Executive Vice Governor of Anhui
- In office March 2016 – November 2016
- Preceded by: Zhan Xialai (詹夏来)
- Succeeded by: Wu Cunrong (吴存荣)

Personal details
- Born: November 1962 (age 63) Chaohu, Anhui
- Party: Chinese Communist Party
- Education: Anhui University of Finance and Economics University of Science and Technology of China

Chinese name
- Traditional Chinese: 陳樹隆
- Simplified Chinese: 陈树隆

Standard Mandarin
- Hanyu Pinyin: Chén Shùlóng

= Chen Shulong =

Chinese politician (born 1962)

Chen Shulong (陈树隆 (Chén Shùlóng); born November 1962) is a former Chinese politician, and Executive Vice Governor of Anhui. He was dismissed from his position in November 2016 for investigation by the Central Commission for Discipline Inspection.

==Career==
Chen Shulong was born in Chaohu, Anhui in November 1962, and he was entered to Anhui University of Finance and Economics in 1983 and graduated in 1987. Then he became the instructor in the school. From 1989 to 1993, he served in Finance Department of Anhui. In 1993, he served as deputy director of Treasury Service Center of Anhui, and upgraded to director and General Manager of Anhui Financial Securities Company in 1994. Chen became General Manager of Anhui Trust and Investment company in 1998 (the company is renamed as Guoyuan Holdings in 2001).

From 2002 to 2003, Chen served as Vice Mayor of Hefei.
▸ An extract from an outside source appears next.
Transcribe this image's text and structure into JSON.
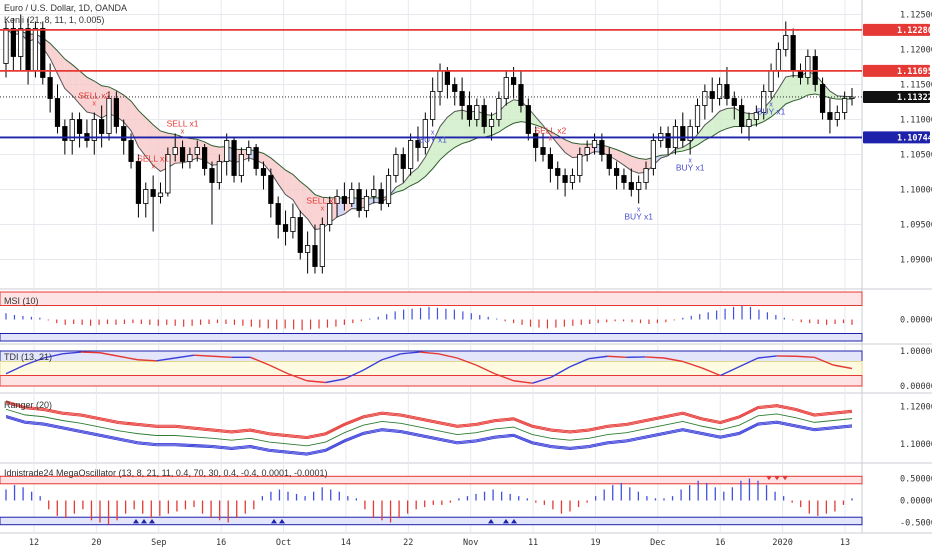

During office period, he also studied in University of Science and Technology of China. In 2003 he transferred to Wuhu, and served as Chinese Communist Party Deputy Committee Secretary and Vice Mayor. He upgraded to Mayor of Wuhu in 2006, and served as CCP Committee Secretary in 2008. In 2011, he elected as Member of CCP Provincial Standing Committee of Anhui. Chen was elected as Vice Governor of Anhui in 2012, and upgraded to Executive Vice Governor of Anhui in 2016. He was no longer served as Member of CCP Provincial Standing Committee of Anhui since October 2016.

==Investigation==
On November 8, 2016, Chen Shulong was placed under investigation by the Central Commission for Discipline Inspection, the CCP's internal disciplinary body, for "serious violations of regulations". Chen was expelled from the CCP on May 2, 2017.
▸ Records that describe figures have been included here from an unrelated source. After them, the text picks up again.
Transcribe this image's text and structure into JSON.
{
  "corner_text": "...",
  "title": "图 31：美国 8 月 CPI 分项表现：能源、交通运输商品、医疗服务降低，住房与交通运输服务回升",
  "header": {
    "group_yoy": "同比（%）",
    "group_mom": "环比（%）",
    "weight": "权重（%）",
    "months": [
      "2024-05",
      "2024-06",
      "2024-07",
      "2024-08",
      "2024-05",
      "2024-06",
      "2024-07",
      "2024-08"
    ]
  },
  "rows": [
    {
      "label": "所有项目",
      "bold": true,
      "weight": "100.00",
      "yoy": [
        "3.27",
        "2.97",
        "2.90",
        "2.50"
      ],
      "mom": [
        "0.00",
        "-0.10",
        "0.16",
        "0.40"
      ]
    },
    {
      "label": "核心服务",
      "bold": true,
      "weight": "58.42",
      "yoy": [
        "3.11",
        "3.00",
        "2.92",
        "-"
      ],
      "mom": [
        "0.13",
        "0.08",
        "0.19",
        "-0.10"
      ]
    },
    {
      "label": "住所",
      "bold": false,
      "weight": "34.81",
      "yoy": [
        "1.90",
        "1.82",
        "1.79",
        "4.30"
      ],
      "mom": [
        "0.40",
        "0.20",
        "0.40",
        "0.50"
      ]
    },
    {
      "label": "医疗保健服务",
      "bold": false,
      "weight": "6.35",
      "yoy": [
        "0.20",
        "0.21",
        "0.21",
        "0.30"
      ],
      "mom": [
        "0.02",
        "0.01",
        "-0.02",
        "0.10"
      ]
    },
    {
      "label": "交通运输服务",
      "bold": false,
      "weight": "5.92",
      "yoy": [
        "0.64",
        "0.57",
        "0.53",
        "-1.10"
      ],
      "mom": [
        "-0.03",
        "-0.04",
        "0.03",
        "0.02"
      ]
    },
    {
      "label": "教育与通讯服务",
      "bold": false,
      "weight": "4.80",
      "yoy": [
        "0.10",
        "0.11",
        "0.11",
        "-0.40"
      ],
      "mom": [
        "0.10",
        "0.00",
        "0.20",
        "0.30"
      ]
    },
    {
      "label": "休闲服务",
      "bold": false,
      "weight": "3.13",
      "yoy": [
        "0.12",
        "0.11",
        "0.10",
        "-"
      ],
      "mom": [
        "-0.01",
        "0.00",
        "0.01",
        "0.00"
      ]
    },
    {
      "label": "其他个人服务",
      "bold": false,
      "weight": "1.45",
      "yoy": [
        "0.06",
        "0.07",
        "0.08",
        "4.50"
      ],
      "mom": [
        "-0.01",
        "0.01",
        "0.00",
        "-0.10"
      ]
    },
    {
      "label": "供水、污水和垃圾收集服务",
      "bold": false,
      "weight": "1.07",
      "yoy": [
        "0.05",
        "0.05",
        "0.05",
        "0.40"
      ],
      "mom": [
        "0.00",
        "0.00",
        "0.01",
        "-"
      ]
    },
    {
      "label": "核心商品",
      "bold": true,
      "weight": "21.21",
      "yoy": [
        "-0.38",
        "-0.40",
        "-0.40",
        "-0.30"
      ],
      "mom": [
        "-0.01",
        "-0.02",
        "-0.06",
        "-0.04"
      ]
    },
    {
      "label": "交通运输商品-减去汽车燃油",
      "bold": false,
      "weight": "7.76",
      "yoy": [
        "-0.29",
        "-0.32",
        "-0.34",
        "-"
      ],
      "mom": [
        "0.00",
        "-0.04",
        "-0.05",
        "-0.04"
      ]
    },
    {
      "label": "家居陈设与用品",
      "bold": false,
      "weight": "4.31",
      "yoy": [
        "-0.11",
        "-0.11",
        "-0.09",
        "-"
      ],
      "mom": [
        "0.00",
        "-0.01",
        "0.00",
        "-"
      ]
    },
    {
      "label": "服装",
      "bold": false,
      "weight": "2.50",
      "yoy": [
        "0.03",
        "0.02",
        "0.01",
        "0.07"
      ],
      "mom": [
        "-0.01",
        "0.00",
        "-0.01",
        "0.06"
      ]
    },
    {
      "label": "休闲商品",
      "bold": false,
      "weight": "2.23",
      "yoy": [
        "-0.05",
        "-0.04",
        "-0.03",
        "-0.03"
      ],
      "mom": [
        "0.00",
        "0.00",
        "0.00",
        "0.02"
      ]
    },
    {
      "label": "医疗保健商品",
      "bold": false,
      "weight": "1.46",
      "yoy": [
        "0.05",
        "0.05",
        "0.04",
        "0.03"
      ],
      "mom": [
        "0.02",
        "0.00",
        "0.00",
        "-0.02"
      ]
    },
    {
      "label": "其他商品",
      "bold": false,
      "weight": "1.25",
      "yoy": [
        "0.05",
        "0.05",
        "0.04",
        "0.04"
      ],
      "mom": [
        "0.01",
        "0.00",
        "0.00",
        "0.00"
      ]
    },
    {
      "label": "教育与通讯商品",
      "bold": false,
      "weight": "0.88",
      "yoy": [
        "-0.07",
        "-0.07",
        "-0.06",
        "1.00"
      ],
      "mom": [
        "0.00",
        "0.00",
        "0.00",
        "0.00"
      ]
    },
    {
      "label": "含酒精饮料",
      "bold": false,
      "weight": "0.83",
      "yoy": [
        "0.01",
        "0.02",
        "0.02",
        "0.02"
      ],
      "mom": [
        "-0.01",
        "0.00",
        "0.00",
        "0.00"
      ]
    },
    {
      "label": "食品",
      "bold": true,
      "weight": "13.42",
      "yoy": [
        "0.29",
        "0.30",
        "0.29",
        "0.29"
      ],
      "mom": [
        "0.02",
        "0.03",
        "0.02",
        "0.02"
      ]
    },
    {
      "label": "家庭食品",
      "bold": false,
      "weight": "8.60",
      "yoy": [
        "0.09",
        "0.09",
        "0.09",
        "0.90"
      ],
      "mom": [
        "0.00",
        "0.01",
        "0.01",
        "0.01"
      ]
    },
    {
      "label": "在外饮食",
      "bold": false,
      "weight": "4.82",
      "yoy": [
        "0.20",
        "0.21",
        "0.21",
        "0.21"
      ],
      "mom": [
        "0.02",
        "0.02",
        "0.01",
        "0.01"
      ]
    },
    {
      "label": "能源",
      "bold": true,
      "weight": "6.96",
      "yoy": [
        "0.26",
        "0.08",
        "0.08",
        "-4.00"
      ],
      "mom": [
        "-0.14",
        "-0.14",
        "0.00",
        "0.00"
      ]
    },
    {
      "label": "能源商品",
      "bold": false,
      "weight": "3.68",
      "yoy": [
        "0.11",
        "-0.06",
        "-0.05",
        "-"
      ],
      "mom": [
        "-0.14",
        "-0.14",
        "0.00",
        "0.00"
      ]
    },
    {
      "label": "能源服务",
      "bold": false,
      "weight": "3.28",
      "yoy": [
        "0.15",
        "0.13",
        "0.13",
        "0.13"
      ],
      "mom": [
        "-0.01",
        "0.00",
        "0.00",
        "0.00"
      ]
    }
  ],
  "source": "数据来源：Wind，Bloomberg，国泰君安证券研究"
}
On July 27, 2018, Chen Shulong stood trial for bribery, power abuse, insider trading and disclosing inside information, at the Intermediate People's Court of Xiamen in southeast China's Fujian province. Chen took advantage of his different positions to benefit others in business operations, obtaining projects and bank loans, investments and personnel promotions, and in return accepting money and property worth over 275.8 million yuan (40.6 million U.S. dollars) personally or through his family members between 1994 and 2016. Besides, he also abused of power, illegally made 137 million yuan (20.4 million U.S. dollars) of gains from insider trading and disclosed inside information. Chen was sentenced to life in prison on April 3, 2019.